How are gastruloids changing our fundamental understanding of development?
I like gastruloids because they pose questions. For example, the fact that gastruloids do not receive any cues from extraembryonic tissues and yet organize themselves perfectly well gives us an opportunity to figure out how this works.
It is possible to make gastruloids from many different organisms—from fish, frog, pig, mouse and human stem cells. When you take pluripotent stem cells from these species and separate the cells from the maternal organization that they have and put them in the same chemical conditions, they produce indistinguishable structures across species. And they do it very reproducibly. It’s not a fish; it’s not a mouse; it’s a gastruloid.
What is exciting is that no matter the species from which we make it, all gastruloids look the same. I found that very remarkable, because what it tells us is that when you remove the physical constraints of an early embryo, its cells revert to some basic shape, which I would call a morphogenetic ground state. That is telling us that it is not the genes that are creating the shape. It’s the actual mechanical, physical and nutritional constraints that the cells have.
By modifying the physical and chemical environment of these cells, we can start to decode the same mechanical and chemical signals that cells use to sense and respond and communicate among themselves when they are building a body.

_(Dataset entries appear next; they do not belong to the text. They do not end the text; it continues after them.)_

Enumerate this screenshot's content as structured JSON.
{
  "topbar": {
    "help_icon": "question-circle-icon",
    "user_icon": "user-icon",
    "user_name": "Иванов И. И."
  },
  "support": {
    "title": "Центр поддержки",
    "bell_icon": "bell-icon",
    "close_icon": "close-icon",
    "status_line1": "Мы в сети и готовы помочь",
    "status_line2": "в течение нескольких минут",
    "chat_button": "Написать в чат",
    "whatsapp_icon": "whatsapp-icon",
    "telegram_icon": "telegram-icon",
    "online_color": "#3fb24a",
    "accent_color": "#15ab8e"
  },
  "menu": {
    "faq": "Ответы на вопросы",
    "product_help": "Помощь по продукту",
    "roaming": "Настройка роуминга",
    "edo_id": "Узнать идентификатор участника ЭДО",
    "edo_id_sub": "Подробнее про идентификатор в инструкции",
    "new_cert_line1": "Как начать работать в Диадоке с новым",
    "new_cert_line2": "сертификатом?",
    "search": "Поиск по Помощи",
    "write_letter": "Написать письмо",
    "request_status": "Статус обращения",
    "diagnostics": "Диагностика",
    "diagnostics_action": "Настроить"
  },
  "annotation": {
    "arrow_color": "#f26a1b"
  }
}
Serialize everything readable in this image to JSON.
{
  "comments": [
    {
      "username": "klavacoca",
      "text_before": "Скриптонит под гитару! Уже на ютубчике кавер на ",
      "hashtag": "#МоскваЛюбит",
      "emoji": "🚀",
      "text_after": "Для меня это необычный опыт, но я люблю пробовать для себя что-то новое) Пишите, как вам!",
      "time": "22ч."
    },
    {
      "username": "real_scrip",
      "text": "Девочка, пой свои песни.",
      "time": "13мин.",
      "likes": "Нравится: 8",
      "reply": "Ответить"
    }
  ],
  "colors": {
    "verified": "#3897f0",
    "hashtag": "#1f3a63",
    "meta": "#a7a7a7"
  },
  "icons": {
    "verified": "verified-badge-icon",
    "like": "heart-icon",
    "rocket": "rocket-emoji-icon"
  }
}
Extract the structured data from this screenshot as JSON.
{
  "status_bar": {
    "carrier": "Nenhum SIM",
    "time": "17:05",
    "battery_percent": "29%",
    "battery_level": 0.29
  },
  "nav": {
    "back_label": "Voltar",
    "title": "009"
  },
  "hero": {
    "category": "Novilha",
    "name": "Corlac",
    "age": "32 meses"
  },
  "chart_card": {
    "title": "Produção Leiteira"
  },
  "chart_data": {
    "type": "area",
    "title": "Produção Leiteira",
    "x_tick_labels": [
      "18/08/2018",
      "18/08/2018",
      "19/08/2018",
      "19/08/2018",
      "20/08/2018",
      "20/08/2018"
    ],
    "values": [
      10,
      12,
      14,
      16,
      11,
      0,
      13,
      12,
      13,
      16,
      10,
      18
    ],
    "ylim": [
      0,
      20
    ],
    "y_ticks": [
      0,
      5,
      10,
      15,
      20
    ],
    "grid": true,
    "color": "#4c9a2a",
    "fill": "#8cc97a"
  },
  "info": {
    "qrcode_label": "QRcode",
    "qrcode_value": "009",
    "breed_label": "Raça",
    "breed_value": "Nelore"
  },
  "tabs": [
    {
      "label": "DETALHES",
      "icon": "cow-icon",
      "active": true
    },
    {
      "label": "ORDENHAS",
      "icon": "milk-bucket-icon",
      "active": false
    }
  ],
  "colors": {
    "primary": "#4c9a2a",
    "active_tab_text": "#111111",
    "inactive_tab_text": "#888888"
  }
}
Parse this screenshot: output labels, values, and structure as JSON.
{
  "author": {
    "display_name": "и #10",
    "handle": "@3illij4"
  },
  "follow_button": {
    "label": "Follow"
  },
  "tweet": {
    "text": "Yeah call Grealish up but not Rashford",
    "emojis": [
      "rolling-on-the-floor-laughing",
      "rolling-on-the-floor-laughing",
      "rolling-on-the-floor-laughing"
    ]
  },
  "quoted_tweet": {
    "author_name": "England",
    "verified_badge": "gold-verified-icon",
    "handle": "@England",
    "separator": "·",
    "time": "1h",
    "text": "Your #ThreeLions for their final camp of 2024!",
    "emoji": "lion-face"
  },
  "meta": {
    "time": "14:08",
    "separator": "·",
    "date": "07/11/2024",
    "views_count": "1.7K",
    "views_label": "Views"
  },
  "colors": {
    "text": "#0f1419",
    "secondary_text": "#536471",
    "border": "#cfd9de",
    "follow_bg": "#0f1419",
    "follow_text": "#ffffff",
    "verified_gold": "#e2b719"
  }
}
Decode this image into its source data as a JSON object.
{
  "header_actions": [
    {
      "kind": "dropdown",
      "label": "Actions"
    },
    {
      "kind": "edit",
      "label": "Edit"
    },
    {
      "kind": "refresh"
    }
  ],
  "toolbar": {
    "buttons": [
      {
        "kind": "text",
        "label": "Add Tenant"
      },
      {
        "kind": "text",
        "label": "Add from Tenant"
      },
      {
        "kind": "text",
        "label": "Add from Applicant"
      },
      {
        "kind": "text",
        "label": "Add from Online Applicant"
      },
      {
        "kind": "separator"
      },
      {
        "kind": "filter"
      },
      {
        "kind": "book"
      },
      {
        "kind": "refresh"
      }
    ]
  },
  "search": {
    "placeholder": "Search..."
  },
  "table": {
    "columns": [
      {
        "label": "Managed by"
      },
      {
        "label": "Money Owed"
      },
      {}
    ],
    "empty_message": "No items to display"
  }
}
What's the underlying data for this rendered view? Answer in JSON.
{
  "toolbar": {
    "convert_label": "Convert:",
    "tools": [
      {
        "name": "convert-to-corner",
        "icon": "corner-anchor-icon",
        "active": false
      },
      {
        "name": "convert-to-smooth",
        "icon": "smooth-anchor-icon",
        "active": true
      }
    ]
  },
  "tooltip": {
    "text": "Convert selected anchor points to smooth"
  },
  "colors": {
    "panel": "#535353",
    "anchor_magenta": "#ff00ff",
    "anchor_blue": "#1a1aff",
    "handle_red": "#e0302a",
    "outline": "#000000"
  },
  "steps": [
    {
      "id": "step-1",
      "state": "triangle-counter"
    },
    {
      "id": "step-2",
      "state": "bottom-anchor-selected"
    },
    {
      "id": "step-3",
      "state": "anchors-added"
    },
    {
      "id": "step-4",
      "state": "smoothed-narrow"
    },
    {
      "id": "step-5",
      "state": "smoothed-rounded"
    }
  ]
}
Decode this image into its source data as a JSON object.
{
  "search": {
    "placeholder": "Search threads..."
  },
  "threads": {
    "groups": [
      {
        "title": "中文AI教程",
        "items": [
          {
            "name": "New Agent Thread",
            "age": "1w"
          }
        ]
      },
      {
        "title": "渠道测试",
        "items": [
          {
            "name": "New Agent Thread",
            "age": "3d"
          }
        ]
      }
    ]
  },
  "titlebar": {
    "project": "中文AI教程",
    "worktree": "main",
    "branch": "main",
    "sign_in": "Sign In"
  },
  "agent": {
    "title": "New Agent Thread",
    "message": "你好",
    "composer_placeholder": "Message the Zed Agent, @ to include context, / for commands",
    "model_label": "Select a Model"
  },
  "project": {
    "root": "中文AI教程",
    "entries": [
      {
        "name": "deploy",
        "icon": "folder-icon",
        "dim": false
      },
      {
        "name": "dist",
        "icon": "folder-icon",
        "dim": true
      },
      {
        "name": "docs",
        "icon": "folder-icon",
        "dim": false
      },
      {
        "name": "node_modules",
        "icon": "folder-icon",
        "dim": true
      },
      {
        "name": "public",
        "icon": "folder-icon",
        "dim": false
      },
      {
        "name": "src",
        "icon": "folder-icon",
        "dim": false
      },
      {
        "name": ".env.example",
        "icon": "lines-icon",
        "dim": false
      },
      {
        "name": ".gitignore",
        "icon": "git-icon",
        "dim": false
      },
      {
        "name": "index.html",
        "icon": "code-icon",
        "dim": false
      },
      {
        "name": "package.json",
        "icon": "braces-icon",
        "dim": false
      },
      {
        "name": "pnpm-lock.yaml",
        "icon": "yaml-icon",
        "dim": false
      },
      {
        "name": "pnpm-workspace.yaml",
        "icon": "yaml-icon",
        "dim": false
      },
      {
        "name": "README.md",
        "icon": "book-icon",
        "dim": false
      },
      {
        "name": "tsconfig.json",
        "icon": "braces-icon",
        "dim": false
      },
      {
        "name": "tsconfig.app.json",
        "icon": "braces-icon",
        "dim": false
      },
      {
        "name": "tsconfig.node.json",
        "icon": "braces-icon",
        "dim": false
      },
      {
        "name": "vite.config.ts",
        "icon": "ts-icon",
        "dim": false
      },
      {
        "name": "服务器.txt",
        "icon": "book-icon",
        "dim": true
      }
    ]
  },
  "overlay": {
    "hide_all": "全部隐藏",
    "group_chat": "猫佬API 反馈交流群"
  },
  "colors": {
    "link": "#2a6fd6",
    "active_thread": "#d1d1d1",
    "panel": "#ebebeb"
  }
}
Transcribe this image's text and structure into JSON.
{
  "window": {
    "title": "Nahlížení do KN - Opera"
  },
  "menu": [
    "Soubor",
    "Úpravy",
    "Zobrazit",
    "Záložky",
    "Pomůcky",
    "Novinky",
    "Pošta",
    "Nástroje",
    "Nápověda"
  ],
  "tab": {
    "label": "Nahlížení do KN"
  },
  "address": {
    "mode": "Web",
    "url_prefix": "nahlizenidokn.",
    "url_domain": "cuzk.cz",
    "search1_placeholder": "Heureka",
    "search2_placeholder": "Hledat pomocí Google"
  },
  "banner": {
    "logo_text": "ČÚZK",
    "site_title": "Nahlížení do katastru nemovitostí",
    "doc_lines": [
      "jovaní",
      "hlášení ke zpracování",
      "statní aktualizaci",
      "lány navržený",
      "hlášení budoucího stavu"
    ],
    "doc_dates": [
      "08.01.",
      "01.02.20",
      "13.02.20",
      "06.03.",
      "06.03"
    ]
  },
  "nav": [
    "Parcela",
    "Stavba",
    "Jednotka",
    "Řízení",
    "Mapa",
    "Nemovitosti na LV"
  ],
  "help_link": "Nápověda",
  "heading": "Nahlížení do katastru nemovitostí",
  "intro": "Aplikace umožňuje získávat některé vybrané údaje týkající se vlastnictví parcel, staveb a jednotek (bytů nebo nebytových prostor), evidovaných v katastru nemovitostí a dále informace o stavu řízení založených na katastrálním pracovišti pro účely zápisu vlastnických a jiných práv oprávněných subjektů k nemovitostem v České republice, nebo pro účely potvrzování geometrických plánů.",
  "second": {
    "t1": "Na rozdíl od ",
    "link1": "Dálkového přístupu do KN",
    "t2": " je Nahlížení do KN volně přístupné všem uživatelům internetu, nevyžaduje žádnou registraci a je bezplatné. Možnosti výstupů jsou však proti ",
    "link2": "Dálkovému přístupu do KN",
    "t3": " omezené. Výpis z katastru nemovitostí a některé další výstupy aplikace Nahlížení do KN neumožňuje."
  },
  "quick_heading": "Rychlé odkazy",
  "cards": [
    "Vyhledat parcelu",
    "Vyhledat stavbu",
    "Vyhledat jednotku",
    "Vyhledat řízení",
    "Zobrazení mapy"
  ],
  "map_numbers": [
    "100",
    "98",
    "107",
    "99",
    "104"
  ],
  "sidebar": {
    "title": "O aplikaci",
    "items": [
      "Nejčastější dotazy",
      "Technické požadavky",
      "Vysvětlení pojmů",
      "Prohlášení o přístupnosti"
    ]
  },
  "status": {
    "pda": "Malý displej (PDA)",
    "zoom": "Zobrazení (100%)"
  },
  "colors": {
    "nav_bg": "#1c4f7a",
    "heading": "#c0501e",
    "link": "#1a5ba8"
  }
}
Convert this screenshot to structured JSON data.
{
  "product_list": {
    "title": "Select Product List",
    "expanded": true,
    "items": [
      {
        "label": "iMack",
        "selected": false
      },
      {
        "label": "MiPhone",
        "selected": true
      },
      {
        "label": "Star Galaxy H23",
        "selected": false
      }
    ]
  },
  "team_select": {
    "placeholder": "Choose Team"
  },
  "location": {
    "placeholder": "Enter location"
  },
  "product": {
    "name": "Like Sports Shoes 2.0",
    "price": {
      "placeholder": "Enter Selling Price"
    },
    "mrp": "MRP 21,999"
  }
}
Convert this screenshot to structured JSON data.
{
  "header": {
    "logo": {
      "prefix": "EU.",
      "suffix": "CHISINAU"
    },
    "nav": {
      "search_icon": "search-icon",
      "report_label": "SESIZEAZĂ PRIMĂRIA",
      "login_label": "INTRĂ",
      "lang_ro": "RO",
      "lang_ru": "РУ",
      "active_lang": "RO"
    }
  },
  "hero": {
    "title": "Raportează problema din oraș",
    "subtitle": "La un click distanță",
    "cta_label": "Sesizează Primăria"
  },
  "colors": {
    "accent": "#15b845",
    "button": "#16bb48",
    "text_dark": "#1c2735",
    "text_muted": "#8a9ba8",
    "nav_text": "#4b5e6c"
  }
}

What are some possible applications of these gastruloids?
It is early days, but we have used gastruloids to study the process of somitogenesis, the process that generates the vertebral column and the muscles. And we’ve introduced some mutations that affect the development of that process. A lot of pathologies have their origin in very early embryos, and that’s very difficult to study in humans. So one of the ways we are trying to use these systems is to model diseases that happen during gastrulation—in this case, ones associated with abnormalities of the spinal cord. Toxicology of early pregnancy is also a very important field where there are no appropriate nonanimal models. I think that gastruloids can provide a very useful model for these studies.
What are some of the big remaining open questions in the field of developmental biology?
The embryo of a whale or an elephant is not very different from the embryo of a sheep. But then it will grow in a proportionate manner to make a whale or elephant or sheep. And how is that regulated? That’s a really profound question, and I don’t think we have the answer. I think this is a question about how cells sense space, how they measure size. That’s really what I think some of these structures that we can create from stem cells can teach us.
We feel comfortable with genes because that’s what the 20th century has given us. But if you look back at the beginning of the 20th century, we didn’t know very much about genes. And that didn’t stop people from asking questions related to genes (for example, questions about the mechanisms of inheritance and evolution). I think we are in a similar situation today with regard to cells. The problem is that we have something, genes, that we use to explain everything instead of asking questions about cells. Fortunately, there are people that are asking those questions, and it’s going to be very exciting, in 20 or 30 years, to see what they will have discovered. We have to be bold and go into the unknown.